Publié dans Business News le 17 - 08 - 2023

Les affrontements entre la Brigade 444 et la Force al-Radaa font rage, en Libye, depuis plusieurs jours. Il a été annoncé, jusqu'au 16 août 2023, plus de 50 morts et 140 blessés. Les rues de Tripoli se sont transformées en zone de guerre et les civils en sont les véritables victimes. La principale cause des affrontements est l'arrestation de Mahmoud Hamza, commandant de la Brigade 444. Mais, est-ce vraiment la véritable raison poussant ses deux factions à s'affronter ?
Afin de comprendre la situation actuelle, il nous faut avant tout passer par un petit rappel des faits et comprendre qui sont ces Brigade 444 et la Force al-Radaa. Cette dernière, aussi appelée force de dissuasion, compte selon certaines estimations 1.500 combattants. Elle a été fondée par Abderaouf Karah, un personnage devenu assez célèbre au fil du temps.

Abderaouf Karah, l'imam lieutenant
Abderaouf Karah a, depuis 2011, montré qu'il était capable de s'adapter à n'importe quelle situation et de combattre n'importe quel ennemi, tant que la chose servait ses propres intérêts, une attitude d'un seigneur de guerre. Le chef d'al-Radaa a toujours essayé de montrer qu'il combattait par sens de l'engagement et des responsabilités et non par soif du pouvoir. Il avait déclaré dans une interview accordée en janvier 2014 à Jeune Afrique : « Jamais je n'aurais imaginé faire ce boulot. Mais si je ne le fais pas, qui va assurer la sécurité ? ». Bien évidemment, l'histoire nous prouvera le contraire.
Abderaouf Karah fait ses débuts en tant que révolutionnaire armé. Il participe au combat contre l'armée de Moamar kadhafi à Tripoli. L'homme de 30 ans a montré aux jeunes de son quartier, Souk al-Jouma, qu'il avait l'étoffe d'un véritable leader et qu'il était capable de les mener durant les combats. Ce récit est souvent remis en question puisque certaines sources indiquent que M. Karah se trouvait en prison durant la révolution de 2011.
Beaucoup d'entre eux ont décidé de le suivre par la suite et d'intégrer la milice « Al Nawassi » qu'il avait fondé après la révolution. Il se donne pour mission d'appliquer la loi, qui lui plait évidemment et non celle de l'Etat. Il devient chef de milice armée spécialisé dans la lutte contre « la dépravation et la délinquance ». Ses principaux ennemis sont les drogues et l'alcool. Il a même créé ses propres prisons clandestines au nom d'une préservation des préceptes de l'islam et de ses fondements.
Abderaouf Karah est donc devenu un célèbre chef de milice salafiste non-wahabitte, c'est-à-dire, qu'il appartient à un courant religieux estimant qu'il était du devoir de chaque personne de se ranger derrière le pouvoir en place et de le défendre, chose qu'il a appris lorsqu'il avait fréquenté l'école coranique avant la révolution. Il soutenait le fameux homme d'affaires, politicien et chef du parti islamiste libyen « Al-Watan », Abdelhakim Belhadj. En 2013 il baptise sa milice « al-Radaa » et soutien la coalition islamiste terroriste Fajr Libya. Il devient membre du conseil militaire de Tripoli présidé par M. Belhadj. En 2015, il annonce que la lutte contre Daech fait désormais partie de la priorité d'al-Radaa. Il tournera, par la suite, le dos à ses frères d'armes devenus illégitimes pour soutenir le gouvernement de Fayez al-Sarraj. En 2021, il soutient le gouvernement dit légitime d'unité nationale présidé par Abdel Hamid Dbeibah.
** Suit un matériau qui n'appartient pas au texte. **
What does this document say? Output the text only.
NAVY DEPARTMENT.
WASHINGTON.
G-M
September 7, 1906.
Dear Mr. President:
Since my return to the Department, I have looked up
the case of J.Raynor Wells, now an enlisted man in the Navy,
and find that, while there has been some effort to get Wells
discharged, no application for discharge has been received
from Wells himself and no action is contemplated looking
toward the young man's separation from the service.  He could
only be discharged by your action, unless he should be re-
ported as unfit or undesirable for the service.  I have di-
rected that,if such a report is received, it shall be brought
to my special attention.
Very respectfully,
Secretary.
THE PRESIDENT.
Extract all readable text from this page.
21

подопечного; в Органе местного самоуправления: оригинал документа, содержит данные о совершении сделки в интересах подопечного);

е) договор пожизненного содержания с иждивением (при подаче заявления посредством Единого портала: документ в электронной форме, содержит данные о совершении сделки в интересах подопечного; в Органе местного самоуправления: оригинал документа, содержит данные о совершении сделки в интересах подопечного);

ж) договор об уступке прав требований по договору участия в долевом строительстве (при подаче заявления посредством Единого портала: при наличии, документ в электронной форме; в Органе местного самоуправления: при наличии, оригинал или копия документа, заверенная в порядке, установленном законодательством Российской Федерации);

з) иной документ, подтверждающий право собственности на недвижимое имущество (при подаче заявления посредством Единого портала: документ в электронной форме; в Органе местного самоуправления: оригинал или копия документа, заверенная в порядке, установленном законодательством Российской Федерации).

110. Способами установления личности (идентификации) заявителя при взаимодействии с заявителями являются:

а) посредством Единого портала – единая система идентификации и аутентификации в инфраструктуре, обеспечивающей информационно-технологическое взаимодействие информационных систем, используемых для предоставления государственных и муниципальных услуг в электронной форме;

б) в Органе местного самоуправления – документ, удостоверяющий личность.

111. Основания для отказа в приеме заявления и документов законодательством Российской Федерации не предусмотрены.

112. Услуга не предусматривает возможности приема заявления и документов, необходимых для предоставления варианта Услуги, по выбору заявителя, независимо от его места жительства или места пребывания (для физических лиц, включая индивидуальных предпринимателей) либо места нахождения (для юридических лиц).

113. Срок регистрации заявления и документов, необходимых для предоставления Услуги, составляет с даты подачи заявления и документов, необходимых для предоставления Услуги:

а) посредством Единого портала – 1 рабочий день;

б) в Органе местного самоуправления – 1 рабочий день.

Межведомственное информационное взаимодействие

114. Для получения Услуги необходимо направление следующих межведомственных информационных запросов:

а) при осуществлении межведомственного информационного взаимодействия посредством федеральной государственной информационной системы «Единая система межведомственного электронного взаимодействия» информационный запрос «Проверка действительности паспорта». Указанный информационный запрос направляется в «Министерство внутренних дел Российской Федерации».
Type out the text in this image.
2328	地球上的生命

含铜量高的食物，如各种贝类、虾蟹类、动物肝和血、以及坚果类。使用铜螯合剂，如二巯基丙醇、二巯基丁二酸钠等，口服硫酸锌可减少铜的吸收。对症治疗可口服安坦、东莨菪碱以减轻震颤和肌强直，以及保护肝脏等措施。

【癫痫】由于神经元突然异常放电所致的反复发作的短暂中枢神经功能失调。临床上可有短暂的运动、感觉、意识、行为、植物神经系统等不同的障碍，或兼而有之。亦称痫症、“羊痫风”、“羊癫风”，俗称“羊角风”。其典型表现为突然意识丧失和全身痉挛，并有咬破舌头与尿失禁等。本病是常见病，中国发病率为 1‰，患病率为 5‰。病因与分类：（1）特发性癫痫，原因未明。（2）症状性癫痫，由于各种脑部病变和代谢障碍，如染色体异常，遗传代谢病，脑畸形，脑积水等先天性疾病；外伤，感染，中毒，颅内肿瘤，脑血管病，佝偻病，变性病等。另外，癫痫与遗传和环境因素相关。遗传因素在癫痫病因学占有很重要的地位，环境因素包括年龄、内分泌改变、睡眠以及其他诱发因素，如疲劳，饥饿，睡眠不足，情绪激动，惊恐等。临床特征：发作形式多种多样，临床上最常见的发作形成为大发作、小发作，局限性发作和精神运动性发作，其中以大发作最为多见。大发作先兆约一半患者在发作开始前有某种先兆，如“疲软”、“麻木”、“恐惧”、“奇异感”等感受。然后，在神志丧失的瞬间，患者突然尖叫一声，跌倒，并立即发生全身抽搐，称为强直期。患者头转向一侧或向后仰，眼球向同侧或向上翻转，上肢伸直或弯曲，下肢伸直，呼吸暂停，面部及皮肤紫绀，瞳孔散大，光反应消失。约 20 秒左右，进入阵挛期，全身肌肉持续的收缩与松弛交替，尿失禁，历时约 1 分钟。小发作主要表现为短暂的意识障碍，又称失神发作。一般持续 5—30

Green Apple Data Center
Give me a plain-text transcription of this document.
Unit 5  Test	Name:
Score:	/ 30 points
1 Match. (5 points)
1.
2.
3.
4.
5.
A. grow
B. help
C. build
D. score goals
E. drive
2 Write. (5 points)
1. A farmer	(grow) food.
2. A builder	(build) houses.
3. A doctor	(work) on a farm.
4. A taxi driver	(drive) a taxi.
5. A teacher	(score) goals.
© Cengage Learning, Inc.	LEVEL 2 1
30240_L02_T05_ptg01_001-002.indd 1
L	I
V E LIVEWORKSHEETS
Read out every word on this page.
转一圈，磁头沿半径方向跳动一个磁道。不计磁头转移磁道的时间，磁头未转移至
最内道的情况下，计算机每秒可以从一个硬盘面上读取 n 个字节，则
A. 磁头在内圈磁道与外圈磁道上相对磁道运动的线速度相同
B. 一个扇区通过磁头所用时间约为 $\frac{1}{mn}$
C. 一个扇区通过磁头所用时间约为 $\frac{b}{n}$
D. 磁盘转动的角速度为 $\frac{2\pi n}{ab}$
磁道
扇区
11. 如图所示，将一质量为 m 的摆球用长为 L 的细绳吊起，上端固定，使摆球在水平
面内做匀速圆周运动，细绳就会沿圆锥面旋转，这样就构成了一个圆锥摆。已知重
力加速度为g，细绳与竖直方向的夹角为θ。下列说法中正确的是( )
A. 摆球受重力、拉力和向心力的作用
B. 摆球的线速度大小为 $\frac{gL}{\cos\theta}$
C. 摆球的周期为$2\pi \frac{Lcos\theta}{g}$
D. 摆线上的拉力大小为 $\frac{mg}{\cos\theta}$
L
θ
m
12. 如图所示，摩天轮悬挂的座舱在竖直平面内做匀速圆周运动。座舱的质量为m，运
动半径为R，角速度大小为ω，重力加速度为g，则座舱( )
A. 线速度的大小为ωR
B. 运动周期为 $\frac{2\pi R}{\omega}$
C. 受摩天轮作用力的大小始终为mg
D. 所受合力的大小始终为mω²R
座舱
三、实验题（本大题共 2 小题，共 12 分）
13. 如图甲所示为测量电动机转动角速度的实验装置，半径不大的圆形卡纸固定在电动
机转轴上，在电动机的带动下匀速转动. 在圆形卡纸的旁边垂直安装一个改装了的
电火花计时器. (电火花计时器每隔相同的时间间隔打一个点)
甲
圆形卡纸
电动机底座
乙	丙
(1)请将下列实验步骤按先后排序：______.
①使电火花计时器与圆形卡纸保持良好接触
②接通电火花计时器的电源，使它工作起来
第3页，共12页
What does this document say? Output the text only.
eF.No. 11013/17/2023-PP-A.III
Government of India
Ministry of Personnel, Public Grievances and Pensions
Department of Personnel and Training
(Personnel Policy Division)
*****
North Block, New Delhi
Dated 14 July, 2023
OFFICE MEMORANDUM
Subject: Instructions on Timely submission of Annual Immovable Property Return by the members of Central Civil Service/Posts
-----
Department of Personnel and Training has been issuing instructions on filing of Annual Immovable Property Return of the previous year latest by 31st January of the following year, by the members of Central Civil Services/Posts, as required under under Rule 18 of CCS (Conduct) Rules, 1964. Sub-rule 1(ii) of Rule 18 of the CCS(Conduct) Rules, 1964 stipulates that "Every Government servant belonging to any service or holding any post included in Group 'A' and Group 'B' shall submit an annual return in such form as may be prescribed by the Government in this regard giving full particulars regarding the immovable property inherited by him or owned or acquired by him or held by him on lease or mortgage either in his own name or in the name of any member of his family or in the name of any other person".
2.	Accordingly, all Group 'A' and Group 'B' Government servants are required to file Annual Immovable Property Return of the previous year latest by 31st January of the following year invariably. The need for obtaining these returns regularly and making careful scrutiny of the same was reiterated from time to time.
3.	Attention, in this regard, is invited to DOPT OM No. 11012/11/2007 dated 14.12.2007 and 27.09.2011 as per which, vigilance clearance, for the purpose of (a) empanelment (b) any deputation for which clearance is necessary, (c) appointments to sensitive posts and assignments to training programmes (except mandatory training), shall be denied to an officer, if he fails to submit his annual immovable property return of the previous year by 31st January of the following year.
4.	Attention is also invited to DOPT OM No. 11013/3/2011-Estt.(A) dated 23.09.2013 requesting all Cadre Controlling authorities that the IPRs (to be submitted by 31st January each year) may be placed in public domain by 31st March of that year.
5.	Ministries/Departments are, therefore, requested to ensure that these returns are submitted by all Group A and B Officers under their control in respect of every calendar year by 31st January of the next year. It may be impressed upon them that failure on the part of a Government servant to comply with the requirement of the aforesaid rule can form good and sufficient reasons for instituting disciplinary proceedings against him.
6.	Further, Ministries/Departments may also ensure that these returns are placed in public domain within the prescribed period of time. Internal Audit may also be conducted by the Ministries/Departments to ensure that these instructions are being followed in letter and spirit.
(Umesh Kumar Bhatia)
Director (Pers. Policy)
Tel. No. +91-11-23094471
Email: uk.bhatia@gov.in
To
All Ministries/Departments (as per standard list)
Mahmoud Hamza, l'élève qui dépasse le maître ?
De l'autre côté du conflit, nous trouvons la Brigade 444, aussi, surnommée les 4. Son chef Mahmoud Hamza est très connu par al-Radaa et Abderaouf Karah puisqu'il en faisait partie. Lui aussi a fait partie des jeunes ayant participé à la révolution libyenne. Avant cela, plusieurs sources affirment qu'il n'avait ni expérience militaire ni connaissance des stratégies et techniques de combat. Il habitait le quartier de Souk al-Jouma, le même quartier ou selon plusieurs personnes, Abderaouf Karah avait mené les combats contre l'armée de Kadhafi. Mahmoud Hamza intègre le groupe armé al-Radaa entre 2012 et 2013. Il y gagne de l'expérience et participe à plusieurs combats sous la direction de Abderaouf Karah.
Mahmoud Hamza a occupé le poste de chef de brigade affiliée à al-Radaa. Il est à la tête de la brigade 20/20, communément appelée « les Vingt ». Elle opère au début comme une troupe d'élite d'al-Radaa. Mahmoud Hamza mène ses hommes dans les combats et les entraîne rigoureusement. Par la suite, Mahmoud Hamza annonce l'indépendance des Vingt et la création d'une nouvelle milice sous ses ordres. Celle-ci, bien qu'annoncée en tant que nouveau groupe armé indépendant, agit, au début, de façon similaire à une structure affiliée à al-Radaa.
Au fil du temps, Mahmoud Hamza commence à prendre ses distances. Il bénéficie d'un soutien financier du gouvernement de Fayez al-Sarraj (puis de celui de son successeur Abdel Hamid Dbeibah). En 2019, et lors de la tentative d'unification des milices et de l'armée, Mahmoud Hamza annonce la transformation de la brigade 20/20 en la Brigade 444, groupe relevant du ministère de la Défense et donc du gouvernement. Contrairement à lui, al- Radaa, se dit affilié à la présidence de la Libye, un genre de garde présidentielle.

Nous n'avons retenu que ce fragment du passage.